One might argue that Israel’s real god here was their fear of the Philistines. Even after their repentance, they fear (v. 7). God is gracious, and responds even when men cry out to Him with mixed motives. Think of how God even responded to Ahab, for example (1 Kings 21: 27). Their trouble was the Philistines (v. 3). Because of it, they cried out to the true God (v. 2). The victory of Samson had just happened, and Samuel decided that it was time to call for a decision.
As mentioned before, Samuel calls them to three things. The first is to return to the Lord with all their hearts (v. 3). Having done so, they were to purge their lives of the strange gods and Ashtaroth. These baals were the male deities, and the others were the female fertility figures. Get rid of them all, Samuel said. And the third thing was to prepare their hearts to serve the living God only (v. 3).

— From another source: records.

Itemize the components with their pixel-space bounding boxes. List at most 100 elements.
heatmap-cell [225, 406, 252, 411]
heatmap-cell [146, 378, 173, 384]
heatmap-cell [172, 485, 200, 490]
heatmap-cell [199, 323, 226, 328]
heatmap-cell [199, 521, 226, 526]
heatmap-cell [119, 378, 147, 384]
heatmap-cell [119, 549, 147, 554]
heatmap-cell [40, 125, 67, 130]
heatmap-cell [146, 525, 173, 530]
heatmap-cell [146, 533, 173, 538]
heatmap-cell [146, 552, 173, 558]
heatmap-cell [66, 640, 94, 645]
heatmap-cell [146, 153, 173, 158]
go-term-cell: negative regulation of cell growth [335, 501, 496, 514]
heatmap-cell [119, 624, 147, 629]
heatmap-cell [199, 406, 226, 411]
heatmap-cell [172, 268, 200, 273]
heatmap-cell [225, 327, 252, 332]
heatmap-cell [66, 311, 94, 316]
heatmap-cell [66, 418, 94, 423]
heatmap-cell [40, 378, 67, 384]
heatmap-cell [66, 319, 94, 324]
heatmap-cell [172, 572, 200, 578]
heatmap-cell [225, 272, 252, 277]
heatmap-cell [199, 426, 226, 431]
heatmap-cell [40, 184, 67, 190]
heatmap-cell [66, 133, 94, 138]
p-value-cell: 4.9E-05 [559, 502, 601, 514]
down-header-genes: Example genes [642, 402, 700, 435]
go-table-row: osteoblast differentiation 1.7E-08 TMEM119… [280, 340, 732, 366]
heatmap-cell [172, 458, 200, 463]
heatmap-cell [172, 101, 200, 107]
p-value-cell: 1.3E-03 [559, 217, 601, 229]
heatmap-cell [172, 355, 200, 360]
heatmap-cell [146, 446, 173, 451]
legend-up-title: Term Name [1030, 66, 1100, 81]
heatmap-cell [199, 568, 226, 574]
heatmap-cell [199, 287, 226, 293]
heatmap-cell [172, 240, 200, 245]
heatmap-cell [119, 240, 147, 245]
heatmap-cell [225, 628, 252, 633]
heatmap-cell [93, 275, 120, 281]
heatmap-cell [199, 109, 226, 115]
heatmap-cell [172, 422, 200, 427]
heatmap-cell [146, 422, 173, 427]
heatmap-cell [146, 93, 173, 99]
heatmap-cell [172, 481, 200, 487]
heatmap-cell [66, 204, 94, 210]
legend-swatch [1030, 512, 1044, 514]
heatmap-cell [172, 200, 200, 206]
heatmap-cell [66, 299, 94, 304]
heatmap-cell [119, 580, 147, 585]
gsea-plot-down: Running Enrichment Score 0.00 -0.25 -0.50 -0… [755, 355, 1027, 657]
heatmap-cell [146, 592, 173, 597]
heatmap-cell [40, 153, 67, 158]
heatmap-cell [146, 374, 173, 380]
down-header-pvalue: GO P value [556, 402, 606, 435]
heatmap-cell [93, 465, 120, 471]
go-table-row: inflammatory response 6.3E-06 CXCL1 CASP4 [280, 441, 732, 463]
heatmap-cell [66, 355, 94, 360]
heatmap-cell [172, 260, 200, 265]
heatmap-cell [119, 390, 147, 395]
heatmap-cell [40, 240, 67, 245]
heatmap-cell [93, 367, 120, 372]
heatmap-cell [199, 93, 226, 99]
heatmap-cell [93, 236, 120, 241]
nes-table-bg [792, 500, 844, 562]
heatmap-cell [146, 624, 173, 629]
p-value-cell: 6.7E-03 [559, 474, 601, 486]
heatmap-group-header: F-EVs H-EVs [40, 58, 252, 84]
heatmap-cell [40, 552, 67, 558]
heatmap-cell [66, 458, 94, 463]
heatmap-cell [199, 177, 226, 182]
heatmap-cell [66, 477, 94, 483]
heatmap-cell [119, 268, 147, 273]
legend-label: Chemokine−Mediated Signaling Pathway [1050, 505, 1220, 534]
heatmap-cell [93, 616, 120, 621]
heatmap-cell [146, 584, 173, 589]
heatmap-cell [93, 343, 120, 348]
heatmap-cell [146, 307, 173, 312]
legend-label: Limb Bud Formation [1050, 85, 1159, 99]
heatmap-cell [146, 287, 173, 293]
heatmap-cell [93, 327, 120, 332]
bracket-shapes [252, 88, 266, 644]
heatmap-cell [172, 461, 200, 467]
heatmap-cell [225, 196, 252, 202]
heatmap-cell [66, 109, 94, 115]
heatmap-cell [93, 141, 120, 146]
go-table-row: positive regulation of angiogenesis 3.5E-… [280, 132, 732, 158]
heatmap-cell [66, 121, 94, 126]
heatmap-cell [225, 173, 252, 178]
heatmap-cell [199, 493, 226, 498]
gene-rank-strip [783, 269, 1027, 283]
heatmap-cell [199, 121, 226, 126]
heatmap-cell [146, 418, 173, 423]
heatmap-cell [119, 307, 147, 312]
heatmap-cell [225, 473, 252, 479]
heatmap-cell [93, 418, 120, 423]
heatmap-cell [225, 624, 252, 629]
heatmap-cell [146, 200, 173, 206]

Here they are again: 1. Return wholeheartedly; 2. Purge out all idolatry; and 3. Pursue God only.
Now the fact that the Israelites listened to Samuel, and got rid of their baals and Ashtaroth (v. 4) means that their twenty year lament for the Lord (v. 2) was compromised.
Reformation and Worship
If Israel had gathered at Mizpeh, and had gone to war with the Philistines without repenting, what would have happened? They would have been soundly defeated again. The actual battle here is what we might call an instrument. If they had not repented, they would have used that instrument, and when they did repent they used that instrument. But when a repentant heart picks up an instrument, the attitude is entirely different. Not by might, not by power, but by my Spirit says the Lord (Zech. 2:6).
We are surrounded by Philistines, and we are beleaguered by them. The ancient Israelites had to deal with Ekron and Gath, with Ashkelon and Gaza, and with Ashdod. We have to deal with predatory taxation, and abortion on demand, and sodomy exalted. We have to deal with corruption in the highest places, and with moral stupidity in the lowest. We see this, and go out to battle, and what happens? We get our tails kicked. Why is this? It is because of that little god shelf we have at home. It is because the gods we serve do not want to go to war with their fellow idols. We must return to the Lord, we must throw down the idols, and we must pursue the Lord, and the Lord alone.